The speculated the mechanism to be a hyperextension of the elbow with forearm in prone position leads to a posterior dislocation of the radial head.

Posterior dislocation of radial head: only few more than 20 cases are described in medical literature but there are no guidelines for treatment. An inability to pronate/supinate while able to flex the elbow should suggest posterior radial head dislocation. There is swelling obvious on the lateral and posterior aspect of the elbow. The elbow is held in flexion and partial supination. Tenderness is present laterally at the elbow, and the radial head is palpable posteriorly. There is no swelling or tenderness over the ulna.

Treatment approach in posterior dislocation: Under general anesthesia, gentle traction, pronation, and direct pressure over the radial head is used to reduce the dislocation. Postreduction, the elbow is generally stable. Immobilization is done in a long-arm cast for 4 weeks in either flexion (110 degres) & supination or uncommonly flexion & pronation. Patient generally recovers complete range of motion.
The diagnosis may be easily missed on radiographs and, therefore, require a high index of suspicion. Authors have reported isolated anterior dislocation of the radial head in young woman without functional disorders. Early reduction is important in order to avoid the necessity for excision of the head of radius and its attendant complications.

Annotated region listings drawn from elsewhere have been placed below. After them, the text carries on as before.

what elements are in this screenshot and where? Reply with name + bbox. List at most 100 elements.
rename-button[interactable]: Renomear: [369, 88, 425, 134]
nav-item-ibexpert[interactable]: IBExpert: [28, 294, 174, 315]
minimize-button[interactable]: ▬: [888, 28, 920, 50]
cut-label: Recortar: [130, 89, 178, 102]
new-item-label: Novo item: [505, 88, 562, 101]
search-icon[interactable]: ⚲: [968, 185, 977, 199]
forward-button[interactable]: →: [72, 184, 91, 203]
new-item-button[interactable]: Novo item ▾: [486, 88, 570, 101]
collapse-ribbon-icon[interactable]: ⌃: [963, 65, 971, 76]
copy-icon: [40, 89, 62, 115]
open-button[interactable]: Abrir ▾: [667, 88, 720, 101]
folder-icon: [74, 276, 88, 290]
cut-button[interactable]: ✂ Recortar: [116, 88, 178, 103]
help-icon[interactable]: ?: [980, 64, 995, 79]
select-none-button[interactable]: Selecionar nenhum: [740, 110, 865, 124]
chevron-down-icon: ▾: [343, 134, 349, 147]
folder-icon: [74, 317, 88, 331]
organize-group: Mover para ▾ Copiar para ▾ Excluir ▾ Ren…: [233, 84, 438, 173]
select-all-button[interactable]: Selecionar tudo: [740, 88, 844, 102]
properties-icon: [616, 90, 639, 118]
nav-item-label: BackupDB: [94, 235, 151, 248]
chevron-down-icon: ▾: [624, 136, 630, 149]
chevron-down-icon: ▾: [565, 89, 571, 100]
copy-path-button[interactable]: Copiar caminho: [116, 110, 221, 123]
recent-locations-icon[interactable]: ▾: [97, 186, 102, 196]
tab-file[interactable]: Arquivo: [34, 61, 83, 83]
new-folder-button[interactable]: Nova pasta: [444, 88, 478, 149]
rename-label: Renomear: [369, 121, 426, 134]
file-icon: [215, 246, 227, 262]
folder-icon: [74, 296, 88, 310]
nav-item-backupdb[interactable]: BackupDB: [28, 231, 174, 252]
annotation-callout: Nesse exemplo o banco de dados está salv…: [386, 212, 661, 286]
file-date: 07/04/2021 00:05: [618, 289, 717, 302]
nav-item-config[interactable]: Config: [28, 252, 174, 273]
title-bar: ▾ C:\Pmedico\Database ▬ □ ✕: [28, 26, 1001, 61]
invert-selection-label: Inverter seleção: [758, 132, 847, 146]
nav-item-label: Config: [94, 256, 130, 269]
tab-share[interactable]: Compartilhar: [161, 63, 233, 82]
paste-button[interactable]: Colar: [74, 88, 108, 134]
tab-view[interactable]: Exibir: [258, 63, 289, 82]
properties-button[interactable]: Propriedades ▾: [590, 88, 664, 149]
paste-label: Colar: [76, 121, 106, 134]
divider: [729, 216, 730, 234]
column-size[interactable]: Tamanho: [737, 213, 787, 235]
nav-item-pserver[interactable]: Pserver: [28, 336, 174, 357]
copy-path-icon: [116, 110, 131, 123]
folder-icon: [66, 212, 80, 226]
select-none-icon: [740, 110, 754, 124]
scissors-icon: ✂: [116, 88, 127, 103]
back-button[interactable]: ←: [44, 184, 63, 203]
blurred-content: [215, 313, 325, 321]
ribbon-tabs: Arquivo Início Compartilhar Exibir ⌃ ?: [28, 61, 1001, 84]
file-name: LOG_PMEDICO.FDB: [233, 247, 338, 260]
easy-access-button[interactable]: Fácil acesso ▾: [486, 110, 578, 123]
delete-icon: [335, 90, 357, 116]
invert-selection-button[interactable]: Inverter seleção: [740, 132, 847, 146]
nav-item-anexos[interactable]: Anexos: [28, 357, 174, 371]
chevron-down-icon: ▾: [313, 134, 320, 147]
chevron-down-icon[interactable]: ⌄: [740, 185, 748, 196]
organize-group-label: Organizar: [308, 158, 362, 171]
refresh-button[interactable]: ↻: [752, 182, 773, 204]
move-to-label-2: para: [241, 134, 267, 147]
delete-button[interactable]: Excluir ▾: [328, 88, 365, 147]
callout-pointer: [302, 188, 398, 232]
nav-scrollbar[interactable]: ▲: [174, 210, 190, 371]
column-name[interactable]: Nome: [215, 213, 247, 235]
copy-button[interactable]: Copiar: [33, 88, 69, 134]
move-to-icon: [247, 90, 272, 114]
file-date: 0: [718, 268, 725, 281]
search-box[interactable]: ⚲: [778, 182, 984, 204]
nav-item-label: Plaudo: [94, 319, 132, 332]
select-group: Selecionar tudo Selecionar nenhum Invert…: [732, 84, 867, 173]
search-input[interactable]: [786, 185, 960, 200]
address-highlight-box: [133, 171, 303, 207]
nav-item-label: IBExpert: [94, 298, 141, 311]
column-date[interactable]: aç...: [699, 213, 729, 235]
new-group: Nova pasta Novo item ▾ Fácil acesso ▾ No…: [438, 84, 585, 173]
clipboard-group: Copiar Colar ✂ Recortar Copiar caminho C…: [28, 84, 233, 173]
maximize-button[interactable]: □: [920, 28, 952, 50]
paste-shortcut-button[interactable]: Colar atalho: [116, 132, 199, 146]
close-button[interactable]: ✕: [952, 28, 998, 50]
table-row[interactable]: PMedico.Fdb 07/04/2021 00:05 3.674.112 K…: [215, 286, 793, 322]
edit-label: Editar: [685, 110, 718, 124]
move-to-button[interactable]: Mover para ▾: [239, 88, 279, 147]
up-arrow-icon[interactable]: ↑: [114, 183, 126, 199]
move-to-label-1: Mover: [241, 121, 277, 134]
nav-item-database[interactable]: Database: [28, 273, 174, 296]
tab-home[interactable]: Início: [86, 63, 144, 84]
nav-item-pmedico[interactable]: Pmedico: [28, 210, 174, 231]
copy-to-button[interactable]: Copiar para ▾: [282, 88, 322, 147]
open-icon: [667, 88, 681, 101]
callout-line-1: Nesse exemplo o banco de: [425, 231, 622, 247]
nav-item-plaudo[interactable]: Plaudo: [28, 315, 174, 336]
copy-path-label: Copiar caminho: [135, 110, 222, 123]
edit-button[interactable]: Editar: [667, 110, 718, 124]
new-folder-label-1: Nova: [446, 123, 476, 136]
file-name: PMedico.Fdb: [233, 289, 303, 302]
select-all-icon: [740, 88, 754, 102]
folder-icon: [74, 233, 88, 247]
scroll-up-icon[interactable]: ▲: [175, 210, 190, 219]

If missed or neglected, an open reduction must to be done with either an annular ligament reconstruction or a radial head excision; in these conditions, the results were poor with a restriction of forearm supination and pronation and significant risk of degenerative arthritis of the elbow and the distal radioulnar joints. Closed reduction of an elbow dislocation is unlikely to be successful if attempted later than 21 days after the injury. The results are acceptable if open reduction is undertaken within 3 months of the injury, but after 6 months the results are disappointing and arthroplasty is an alternative.

References:
1. Krul M et al Cochrane Database Syst Rev. 2012 Jan 18;1:CD007759. doi: 10.1002/14651858.CD007759.pub3. (Manipulative interventions for reducing pulled elbow in young children.)
2. Woo CC; J Manipulative Physiol Ther. 1987 Aug;10(4):191-200. (Traumatic radial head subluxation in young children: a case report and literature review.)
.3. Obert L et al; Chir Main. 2003 Aug;22(4):216-9. (Isolated traumatic luxation of the radial head in adults: report of a case and review of the literature.)
4. Damak B et al; Acta Orthop Belg. 1998 Dec;64(4):413-7. (Isolated traumatic anterior dislocation of the radial head).
5. Bruce C et al; J Trauma. 1993 Dec;35(6):962-5. (Unreduced dislocation of the elbow: case report and review of the literature.)
6. Sachar K et al; Hand Clin. 1998 Feb;14(1):39-47. (Congenital radial head dislocations.)
7. Koulali-Idrissi K et al; Chir Main. 2005 Apr;24(2):103-5. [Isolated dislocation of the radial head in an adult (case report and literature review)].
8. J Emerg Trauma Shock. 2010 Oct;3(4):422-4. doi: 10.4103/0974-2700.70767. Isolated, traumatic posterior dislocation of the radial head in an adult: A new case treated conservatively.